Professor Martin Gilens of Princeton University, writing in the Public Opinion Quarterly, says, “when Americans with different income levels differ in their policy preferences, actual policy outcomes strongly reflect the preferences of the most affluent but bear virtually no relationship to the preferences of poor or middle-income Americans.” He goes on to conclude, “Although perfect political equality is an unrealistic goal, representational biases of this magnitude call into question the very democratic character of our society.”
Professor Gilens applied a detailed statistical analysis to quantify the results of a variety of policy questions asked of Americans in surveys taken between 1981 and 2002. Responders, categorized by income, education, race, sex age and partisan politics, were asked whether they supported or opposed such issues as raising the minimum wage, sending troops to Haiti, allowing gays to serve in the military, requiring employers to provide health care, and so on. Note was taken of whether the policy change occurred or not.

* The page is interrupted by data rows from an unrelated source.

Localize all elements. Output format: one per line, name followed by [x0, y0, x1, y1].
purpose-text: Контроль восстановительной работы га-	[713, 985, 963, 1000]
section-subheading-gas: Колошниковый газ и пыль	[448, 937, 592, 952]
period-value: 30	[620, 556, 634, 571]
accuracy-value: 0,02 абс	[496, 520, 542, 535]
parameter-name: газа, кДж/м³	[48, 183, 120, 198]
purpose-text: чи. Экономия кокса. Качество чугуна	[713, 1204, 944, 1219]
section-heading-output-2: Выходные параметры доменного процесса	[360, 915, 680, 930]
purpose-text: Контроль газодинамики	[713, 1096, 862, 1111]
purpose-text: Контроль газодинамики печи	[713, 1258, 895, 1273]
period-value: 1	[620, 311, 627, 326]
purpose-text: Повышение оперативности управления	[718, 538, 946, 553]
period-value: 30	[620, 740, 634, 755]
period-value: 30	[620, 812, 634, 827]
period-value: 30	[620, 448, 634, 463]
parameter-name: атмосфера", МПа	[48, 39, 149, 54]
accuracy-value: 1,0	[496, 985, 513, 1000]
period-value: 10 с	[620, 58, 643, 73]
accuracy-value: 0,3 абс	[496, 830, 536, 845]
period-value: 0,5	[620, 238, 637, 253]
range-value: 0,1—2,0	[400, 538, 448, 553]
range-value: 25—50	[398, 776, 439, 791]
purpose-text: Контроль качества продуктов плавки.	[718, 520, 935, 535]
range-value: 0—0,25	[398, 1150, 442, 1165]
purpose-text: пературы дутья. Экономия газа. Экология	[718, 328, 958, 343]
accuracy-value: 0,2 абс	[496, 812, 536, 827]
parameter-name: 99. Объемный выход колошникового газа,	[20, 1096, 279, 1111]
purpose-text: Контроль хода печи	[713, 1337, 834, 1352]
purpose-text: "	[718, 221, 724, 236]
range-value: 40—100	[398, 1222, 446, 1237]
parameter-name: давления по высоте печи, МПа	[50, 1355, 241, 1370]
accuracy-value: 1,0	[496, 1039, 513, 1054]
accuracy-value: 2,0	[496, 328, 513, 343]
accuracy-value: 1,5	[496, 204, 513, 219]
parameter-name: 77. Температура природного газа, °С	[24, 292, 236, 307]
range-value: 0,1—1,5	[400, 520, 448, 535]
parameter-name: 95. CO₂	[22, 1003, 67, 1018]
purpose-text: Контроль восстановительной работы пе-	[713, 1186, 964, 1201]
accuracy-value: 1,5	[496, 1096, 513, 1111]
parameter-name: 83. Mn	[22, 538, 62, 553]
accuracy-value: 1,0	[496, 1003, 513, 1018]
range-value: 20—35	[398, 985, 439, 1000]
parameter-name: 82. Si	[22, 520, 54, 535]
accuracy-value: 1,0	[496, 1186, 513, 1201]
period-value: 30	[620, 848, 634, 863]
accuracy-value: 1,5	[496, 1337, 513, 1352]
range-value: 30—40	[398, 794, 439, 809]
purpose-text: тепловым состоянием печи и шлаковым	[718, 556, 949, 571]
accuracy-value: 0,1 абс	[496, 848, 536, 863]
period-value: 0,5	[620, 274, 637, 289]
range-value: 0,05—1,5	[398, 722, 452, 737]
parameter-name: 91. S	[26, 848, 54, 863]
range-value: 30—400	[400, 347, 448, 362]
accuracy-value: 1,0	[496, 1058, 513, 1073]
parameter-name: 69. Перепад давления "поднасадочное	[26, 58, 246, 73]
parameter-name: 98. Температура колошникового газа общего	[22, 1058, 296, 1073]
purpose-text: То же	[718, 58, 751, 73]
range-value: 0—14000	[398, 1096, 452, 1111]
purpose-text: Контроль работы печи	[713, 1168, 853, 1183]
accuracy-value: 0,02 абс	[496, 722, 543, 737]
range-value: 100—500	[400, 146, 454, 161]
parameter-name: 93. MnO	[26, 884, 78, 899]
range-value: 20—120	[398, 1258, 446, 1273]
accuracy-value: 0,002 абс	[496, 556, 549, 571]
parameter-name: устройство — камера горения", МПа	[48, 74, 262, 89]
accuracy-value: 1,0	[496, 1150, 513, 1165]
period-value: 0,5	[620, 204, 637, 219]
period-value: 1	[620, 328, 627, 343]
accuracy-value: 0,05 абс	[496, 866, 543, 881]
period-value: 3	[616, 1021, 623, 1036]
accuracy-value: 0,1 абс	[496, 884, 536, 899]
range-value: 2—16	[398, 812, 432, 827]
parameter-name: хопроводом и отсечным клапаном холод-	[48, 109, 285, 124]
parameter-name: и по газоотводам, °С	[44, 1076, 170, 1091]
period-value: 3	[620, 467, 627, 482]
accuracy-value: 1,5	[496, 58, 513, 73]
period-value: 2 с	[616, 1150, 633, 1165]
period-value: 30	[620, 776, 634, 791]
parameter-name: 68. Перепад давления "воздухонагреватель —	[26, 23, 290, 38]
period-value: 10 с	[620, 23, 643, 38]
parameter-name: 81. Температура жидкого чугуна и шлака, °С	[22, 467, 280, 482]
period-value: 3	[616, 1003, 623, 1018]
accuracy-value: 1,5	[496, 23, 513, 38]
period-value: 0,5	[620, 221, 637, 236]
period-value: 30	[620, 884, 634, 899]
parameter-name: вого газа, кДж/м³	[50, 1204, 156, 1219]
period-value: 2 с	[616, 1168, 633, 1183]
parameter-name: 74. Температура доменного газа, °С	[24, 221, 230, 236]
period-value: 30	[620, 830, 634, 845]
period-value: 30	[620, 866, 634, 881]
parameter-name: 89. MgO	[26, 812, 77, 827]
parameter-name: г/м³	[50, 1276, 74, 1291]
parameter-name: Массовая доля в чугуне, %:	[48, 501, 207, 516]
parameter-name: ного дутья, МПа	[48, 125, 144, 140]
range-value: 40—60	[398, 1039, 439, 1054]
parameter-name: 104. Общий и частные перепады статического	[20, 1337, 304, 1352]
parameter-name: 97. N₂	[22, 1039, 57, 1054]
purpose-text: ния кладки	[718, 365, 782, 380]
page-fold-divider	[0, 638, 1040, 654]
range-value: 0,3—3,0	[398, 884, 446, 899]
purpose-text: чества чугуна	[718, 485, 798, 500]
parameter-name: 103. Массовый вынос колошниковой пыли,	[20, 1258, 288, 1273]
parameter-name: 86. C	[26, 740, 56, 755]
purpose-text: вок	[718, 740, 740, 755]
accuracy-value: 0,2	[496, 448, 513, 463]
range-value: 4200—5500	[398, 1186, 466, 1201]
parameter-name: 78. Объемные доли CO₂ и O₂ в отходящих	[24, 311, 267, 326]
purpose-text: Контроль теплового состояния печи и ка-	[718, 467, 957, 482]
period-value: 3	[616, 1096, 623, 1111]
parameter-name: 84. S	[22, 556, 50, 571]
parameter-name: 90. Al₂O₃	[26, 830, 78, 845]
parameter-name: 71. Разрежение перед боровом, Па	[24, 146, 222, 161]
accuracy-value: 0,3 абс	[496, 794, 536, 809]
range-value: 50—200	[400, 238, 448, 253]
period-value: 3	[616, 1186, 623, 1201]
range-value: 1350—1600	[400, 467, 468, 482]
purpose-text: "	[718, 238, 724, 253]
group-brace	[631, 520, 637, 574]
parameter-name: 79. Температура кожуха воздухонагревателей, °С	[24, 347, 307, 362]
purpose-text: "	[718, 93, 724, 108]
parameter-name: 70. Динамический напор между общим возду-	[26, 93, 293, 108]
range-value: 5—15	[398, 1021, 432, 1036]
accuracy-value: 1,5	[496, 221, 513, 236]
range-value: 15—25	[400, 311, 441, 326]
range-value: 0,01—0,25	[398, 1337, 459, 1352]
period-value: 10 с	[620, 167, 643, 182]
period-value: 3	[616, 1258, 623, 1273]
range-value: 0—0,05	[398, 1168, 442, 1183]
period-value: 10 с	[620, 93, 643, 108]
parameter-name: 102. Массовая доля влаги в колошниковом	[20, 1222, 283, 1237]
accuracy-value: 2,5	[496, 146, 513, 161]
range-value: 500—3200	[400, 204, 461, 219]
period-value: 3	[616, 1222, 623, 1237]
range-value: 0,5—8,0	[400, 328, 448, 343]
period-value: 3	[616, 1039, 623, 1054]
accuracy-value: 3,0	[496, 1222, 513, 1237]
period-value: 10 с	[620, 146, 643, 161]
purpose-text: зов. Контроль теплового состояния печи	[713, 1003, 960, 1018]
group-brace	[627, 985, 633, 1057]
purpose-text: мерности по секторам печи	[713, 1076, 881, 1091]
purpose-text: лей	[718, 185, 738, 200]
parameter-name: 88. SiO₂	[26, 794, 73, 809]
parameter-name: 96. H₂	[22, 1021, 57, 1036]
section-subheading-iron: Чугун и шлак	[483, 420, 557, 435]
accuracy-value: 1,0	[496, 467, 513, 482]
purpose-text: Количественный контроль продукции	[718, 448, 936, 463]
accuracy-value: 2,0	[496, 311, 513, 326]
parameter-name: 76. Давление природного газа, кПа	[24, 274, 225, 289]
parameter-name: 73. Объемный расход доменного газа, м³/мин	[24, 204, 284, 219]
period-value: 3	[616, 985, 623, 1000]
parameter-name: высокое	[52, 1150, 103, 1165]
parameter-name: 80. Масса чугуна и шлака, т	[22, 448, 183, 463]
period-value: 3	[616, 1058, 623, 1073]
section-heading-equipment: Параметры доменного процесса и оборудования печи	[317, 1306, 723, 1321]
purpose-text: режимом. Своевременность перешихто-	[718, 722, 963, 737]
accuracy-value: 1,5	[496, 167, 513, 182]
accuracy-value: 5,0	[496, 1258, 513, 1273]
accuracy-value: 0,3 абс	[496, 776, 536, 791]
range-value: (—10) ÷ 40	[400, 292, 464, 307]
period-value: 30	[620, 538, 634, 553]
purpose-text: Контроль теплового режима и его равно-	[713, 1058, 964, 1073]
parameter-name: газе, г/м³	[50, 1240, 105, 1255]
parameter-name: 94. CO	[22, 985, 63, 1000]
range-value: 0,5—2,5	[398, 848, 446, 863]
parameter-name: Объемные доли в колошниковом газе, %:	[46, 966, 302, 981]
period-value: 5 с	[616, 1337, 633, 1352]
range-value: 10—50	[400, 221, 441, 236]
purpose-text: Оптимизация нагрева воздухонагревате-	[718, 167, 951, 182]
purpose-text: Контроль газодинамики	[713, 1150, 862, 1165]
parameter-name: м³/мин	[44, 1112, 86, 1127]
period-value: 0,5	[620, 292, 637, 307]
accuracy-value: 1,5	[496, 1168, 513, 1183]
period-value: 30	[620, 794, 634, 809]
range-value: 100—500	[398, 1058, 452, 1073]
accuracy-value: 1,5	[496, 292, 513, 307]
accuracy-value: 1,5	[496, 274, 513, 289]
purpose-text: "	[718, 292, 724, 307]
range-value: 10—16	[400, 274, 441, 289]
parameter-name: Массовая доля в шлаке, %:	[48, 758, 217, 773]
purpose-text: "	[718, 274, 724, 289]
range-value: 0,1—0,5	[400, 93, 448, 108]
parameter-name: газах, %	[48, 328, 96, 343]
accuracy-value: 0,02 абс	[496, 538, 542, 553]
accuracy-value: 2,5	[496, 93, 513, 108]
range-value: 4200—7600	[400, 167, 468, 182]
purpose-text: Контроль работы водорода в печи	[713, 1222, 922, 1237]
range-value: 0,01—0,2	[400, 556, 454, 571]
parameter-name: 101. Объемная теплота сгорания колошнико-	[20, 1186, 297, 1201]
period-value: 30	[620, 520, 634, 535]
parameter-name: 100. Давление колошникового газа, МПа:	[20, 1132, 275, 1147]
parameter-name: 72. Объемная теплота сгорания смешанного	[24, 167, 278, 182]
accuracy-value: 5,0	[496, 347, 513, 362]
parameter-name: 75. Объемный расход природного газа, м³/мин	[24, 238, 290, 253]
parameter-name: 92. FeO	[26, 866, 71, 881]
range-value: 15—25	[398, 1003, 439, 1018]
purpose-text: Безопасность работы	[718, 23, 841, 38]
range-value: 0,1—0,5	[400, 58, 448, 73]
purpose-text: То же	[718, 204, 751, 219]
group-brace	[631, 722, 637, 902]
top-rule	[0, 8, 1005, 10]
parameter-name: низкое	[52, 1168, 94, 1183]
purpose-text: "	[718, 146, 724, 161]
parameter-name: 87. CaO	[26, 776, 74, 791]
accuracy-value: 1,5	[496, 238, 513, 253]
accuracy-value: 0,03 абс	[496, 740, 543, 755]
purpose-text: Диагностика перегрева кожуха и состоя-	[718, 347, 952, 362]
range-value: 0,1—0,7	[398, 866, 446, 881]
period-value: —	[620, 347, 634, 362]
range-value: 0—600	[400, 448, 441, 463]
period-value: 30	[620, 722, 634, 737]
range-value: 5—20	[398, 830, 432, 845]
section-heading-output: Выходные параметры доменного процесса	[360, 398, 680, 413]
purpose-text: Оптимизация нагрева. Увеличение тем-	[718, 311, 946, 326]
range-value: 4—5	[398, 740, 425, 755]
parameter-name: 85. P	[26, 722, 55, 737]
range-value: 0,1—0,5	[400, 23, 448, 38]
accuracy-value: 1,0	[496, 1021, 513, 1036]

Gilens work substantiated a number of previous studies. In an article published in the Cambridge Journals, based on the construction of several “Material Power Indices,” Jeffery Winters and Benjamin Page of Northwestern University reported that “the wealthiest Americans may exert vastly greater political influence than average citizens and that a very small group of the wealthiest (perhaps the top tenth of 1 percent) may have sufficient power to dominate policy in certain key areas.”
Page and Lawrence Jacobs from the University of Minnesota wrote in the American Political Science Review that “The results of cross-sectional and time-lagged analyses suggest that U.S. foreign policy is most heavily and consistently influenced by internationally oriented business leaders, followed by experts (who, however, may themselves be influenced by business).”
A study by Princeton’s Larry Bartels found that on issues such as civil rights, the minimum wage, government spending and abortion, U.S. senators “appear to be considerably more responsive to the opinions of affluent constituents than to the opinions of middle-class constituents, while the opinions of constituents in the bottom third of the income distribution have no apparent statistical effect on their senators’ roll call votes.”
What these scholars are describing with their scientific analyses is more of a plutocracy, or perhaps oligarchy, than a democracy. They are saying, in effect, that when you bring out the yardsticks, American democracy doesn’t measure up. Does ours, I wonder? We await the analyses.